Читаем Русское богословие в европейском контексте. С. Н. Булгаков и западная религиозно-философская мысль полностью

Признавая, таким образом, космологические следствия Халкидонского догмата, Булгаков утверждает полную зависимость тварного от Божественного – зависимость, на которой основано бытие всего существующего. Мир – не просто «дело рук» Творца; он несет Творца в самом себе. Прекрасно понимая опасность соскальзывания в какую-либо из форм пантеизма и желая избежать этой ереси, Булгаков вводит различие между Божественной Софией и Софией тварной. Божественная София – не четвертая ипостась и, тем более, не еще одно Божество. Она – Божественная Жизнь, «Целомудрие»[360], она – «не что иное, как природа Божия»[361]. Божественная Жизнь – это полнота всего, Плерома, Всеединство

[362]. Следовательно, в этой Божественной Жизни (иначе говоря, в жизни Троицы) заключается полнота всего, чему еще только надлежит быть. Божественная Жизнь Софии «есть предвечное Человечество, а Логос есть Божественный Человек»[363]. Это утверждение говорит не столько о Божественном предвидении, сколько о сущности Божественной Жизни – извечной Любви Божией, Любви, выходящей за собственные пределы и из себя самой творящей мир. Итак, «Бог сотворил мир не для Себя, но для мира, движимый неограничиваемой даже самим Божеством, но вне Его изливающейся любовью»[364]
.

Халкидонский догмат необходимо несет в себе не только христологическое, но и космологическое, сотериологическое и антропологическое содержание. Говоря словами Р. Уильямса, догмат о Богочеловечестве ведет к софианскому предположению, согласно которому «мир – это комплекс отношений, проецируемый Богом из вечности на ткань временности и процессуальности»[365].

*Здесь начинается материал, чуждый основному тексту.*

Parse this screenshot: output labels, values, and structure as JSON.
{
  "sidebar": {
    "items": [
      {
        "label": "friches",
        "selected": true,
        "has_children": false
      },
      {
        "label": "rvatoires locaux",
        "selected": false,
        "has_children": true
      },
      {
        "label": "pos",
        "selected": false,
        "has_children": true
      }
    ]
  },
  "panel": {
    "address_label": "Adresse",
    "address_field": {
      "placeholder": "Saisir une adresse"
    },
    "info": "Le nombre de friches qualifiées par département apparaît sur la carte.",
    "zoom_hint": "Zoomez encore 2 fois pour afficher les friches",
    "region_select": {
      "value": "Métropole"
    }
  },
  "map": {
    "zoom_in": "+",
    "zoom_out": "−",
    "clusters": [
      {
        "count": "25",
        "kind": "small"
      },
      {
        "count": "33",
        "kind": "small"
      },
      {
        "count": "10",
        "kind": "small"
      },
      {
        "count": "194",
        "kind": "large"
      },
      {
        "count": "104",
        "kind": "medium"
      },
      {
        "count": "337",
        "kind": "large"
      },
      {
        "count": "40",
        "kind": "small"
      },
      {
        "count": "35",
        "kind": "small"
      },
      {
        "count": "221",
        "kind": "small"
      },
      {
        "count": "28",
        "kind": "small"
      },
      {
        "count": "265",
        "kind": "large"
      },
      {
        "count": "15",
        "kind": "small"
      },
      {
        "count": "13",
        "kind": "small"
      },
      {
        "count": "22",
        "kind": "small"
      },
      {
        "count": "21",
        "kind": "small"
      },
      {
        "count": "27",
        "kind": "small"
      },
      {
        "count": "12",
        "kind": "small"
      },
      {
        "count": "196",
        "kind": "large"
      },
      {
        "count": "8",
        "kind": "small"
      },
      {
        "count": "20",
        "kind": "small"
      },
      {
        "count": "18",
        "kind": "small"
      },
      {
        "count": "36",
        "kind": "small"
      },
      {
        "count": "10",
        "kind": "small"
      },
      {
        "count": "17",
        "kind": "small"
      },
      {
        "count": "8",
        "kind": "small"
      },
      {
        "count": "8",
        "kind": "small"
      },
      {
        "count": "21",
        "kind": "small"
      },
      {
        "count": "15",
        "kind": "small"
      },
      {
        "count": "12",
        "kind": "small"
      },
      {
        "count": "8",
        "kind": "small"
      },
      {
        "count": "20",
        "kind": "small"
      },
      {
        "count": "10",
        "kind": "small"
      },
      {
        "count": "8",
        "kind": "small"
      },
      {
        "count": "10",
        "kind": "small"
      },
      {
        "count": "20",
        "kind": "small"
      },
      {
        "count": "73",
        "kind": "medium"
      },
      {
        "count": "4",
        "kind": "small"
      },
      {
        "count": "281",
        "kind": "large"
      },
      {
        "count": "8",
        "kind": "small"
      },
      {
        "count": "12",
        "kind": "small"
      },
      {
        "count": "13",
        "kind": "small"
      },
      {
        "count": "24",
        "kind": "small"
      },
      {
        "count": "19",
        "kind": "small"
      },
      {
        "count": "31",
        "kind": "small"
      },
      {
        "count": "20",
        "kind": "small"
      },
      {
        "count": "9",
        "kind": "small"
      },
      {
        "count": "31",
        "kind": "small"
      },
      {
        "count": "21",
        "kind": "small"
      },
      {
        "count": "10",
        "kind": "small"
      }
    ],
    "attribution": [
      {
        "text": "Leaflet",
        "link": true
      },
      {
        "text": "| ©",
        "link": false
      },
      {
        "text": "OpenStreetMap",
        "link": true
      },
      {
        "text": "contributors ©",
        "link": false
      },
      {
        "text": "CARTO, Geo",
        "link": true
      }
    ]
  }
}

Халкидонский догмат ведет к софиологии – софиологии, вместе с абсолютной реальностью Божества утверждающей реальность и ценность временного, тварного порядка вещей.

Софиология Булгакова не оставляет возможностей для противопоставления Божественного и тварного. Точное объяснение природы Божественной Софии и тварной Софии снимает эту историкофилософскую дилемму. Божественное и тварное – не отдельные сущности, расположенные «рядом» друг с другом и друг от друга независимые; скорее, нужно сказать, что тварное существует благодаря своим отношениям с Богом и определяется через Бога. В то же время и Бог, хотя Он ни в коей мере не зависит от творения, предпочитает быть известен именно как Творящий Абсолют.

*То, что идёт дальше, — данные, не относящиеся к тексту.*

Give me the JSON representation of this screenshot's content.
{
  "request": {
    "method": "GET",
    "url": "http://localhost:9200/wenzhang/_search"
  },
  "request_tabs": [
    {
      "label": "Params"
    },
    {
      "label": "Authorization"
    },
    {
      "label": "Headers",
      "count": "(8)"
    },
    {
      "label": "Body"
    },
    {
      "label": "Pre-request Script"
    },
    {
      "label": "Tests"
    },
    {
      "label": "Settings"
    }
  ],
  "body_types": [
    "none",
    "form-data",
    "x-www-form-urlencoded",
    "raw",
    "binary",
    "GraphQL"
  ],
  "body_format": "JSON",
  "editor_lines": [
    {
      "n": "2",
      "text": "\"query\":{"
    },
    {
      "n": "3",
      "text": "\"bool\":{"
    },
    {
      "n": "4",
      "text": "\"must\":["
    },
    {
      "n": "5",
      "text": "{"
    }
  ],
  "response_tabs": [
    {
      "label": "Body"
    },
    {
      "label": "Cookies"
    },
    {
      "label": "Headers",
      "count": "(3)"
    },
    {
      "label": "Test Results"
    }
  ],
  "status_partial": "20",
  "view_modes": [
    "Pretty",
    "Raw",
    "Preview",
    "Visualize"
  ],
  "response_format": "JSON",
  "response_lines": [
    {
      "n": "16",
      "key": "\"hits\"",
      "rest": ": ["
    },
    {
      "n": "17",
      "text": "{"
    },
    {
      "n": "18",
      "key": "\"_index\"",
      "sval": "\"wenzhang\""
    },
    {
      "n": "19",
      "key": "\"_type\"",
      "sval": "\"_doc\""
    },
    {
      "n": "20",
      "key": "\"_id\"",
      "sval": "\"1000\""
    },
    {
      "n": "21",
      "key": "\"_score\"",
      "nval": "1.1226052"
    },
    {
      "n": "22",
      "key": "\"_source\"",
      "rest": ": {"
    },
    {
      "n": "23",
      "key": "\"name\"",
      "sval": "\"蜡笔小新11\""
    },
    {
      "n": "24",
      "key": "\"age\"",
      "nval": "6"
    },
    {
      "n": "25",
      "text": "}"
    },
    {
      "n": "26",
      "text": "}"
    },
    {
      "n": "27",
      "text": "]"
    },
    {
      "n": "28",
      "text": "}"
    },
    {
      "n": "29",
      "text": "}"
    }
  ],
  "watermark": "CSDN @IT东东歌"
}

«Поэтому наличие творения и отношение Бога к нему не может быть из него устранено, как случайное, «несущественное», могущее быть или не быть. Его не может не быть. Абсолютное, Бог в Себе, вне отношения к творению, как Он понимается в богословии, есть абстракция, условная отвлеченность, в которой рассматривается существо Божие. Конкретно же он просто не существует, ибо отношение к миру и бытие для мира принадлежит к образу бытия Божия, неотделимо от Него. Абсолютное есть Бог – Оно существует и может быть познано только в отношении к миру. Существует Бог-Творец, а не в себе замкнутое, ледяное Абсолютное. Бог же есть понятие относительное, уже включающее в себя отношение к миру»[366].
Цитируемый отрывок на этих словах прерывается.